GE Ties CEO Options to Performance as Investor Meeting Nears
General Electric Co. (GE) said it amended terms of the 2 million options awarded to Chief Executive Officer Jeffrey Immelt in 2010, linking them to cash flow and stock performance.
The change comes prior to next week’s annual shareholder meeting, where investors will be asked to consider compensation for executives and related proposals.
The options will now vest in four years rather than three- and five-year periods, according to a filing with the U.S. Securities and Exchange Commission. Immelt gets half if cash from operating activities in the industrial divisions is no less than $55 billion in the four years through December 2014, and the remainder if GE’s stock outperforms the Standard & Poor’s 500 Index in the same period.
“We have had a number of constructive conversations with our shareowners on stock options that were awarded to Mr. Immelt in March 2010,” the Fairfield, Connecticut-based company said in the filing. “Some shareowners have expressed the view that additional performance conditions should be applied to Mr. Immelt’s 2010 stock option award.”

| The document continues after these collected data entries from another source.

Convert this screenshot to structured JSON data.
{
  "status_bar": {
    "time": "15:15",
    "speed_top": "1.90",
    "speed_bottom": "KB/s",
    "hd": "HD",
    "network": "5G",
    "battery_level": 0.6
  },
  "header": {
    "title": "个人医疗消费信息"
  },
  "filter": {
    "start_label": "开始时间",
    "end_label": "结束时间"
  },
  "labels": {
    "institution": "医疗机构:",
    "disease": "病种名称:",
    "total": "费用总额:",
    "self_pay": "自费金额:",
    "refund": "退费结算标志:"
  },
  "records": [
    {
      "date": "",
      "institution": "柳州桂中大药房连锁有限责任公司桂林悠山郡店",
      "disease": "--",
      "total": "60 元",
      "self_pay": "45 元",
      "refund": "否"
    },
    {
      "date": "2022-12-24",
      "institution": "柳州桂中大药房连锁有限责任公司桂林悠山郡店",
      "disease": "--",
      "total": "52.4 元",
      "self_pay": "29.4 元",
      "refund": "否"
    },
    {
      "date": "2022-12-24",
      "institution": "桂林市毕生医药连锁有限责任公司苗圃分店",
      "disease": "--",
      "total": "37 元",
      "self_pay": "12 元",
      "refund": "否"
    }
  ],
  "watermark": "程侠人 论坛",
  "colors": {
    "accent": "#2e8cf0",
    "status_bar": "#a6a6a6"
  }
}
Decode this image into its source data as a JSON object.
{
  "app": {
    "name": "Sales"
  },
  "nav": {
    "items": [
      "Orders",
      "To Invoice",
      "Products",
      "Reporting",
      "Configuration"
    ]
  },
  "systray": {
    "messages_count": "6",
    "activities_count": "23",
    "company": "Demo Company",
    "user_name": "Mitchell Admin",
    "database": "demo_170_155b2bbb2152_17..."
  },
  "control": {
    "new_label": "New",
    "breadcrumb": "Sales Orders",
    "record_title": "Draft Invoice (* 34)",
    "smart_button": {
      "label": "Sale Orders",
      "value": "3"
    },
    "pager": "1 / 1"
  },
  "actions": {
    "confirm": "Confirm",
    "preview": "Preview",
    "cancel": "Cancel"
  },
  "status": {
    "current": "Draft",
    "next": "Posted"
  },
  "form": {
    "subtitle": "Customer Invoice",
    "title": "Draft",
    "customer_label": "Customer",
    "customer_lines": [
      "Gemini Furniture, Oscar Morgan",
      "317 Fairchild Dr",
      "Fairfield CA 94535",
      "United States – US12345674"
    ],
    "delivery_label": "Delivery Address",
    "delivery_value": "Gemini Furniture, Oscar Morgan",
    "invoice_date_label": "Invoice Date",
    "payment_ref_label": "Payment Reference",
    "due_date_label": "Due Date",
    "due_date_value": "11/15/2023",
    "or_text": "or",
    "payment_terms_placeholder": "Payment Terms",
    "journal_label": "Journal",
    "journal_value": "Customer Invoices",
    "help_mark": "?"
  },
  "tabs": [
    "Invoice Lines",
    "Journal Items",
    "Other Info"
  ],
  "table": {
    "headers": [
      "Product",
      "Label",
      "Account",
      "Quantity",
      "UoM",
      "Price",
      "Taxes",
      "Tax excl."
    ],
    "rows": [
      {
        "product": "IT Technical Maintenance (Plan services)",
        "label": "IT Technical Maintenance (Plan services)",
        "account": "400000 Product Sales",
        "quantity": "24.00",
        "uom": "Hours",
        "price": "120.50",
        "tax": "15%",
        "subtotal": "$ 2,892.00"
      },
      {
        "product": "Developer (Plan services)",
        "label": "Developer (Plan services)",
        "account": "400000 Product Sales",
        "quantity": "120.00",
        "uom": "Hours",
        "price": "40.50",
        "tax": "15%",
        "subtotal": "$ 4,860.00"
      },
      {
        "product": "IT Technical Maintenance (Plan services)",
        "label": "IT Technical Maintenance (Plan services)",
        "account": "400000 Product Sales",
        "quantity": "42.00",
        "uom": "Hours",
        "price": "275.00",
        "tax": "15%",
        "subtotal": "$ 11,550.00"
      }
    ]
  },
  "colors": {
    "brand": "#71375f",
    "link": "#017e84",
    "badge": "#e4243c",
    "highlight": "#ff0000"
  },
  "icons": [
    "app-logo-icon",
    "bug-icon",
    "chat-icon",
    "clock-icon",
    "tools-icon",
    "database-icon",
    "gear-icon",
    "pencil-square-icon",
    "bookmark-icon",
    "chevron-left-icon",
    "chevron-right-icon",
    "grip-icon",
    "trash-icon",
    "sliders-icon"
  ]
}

The options, the first awarded to Immelt since 2003, were intended to underscore the board’s confidence in his leadership and boost the equity-based portion of his compensation, GE said.
Immelt’s Support
The changes were made with Immelt’s “full support” and are consistent with conditions for other equity-based awards including the performance-linked units typically awarded instead of options, Anne Eisele, a spokeswoman, said by telephone. The decision was made in the past few days, she said.
The board’s compensation committee will resume awarding Immelt’s equity-based compensation in the form of performance- based stock units rather than options this year, according to the filing.
GE, which holds its annual investor meeting April 27 in Salt Lake City, didn’t name the shareholders with whom the changes were discussed. Its proxy statement contains two investor proposals related to executive compensation.
On April 7, GE wrote to shareholders that the company disagreed with an International Shareholder Services Inc. recommendation to oppose proposed executive compensation in an advisory vote, saying GE believed ISS’s recommendations were based on an “incomplete and inaccurate analysis.”
ISS changed its recommendation in light of GE’s announced changes today, said Patrick McGurn, executive vice president of ISS.
“In light of this new information, indicating the company’s long-term commitment to pay-for-performance, ISS believes that support for the advisory vote on executive compensation is now warranted,” the service said in an alert to investors after today’s filing from GE.
GE has forecast cash from operating activities of $12 billion to $13 billion this year, according to a presentation on the company’s website. GE has gained 9.2 percent this year in New York trading, compared with a 3.8 increase in the Standard & Poor’s 500 Index.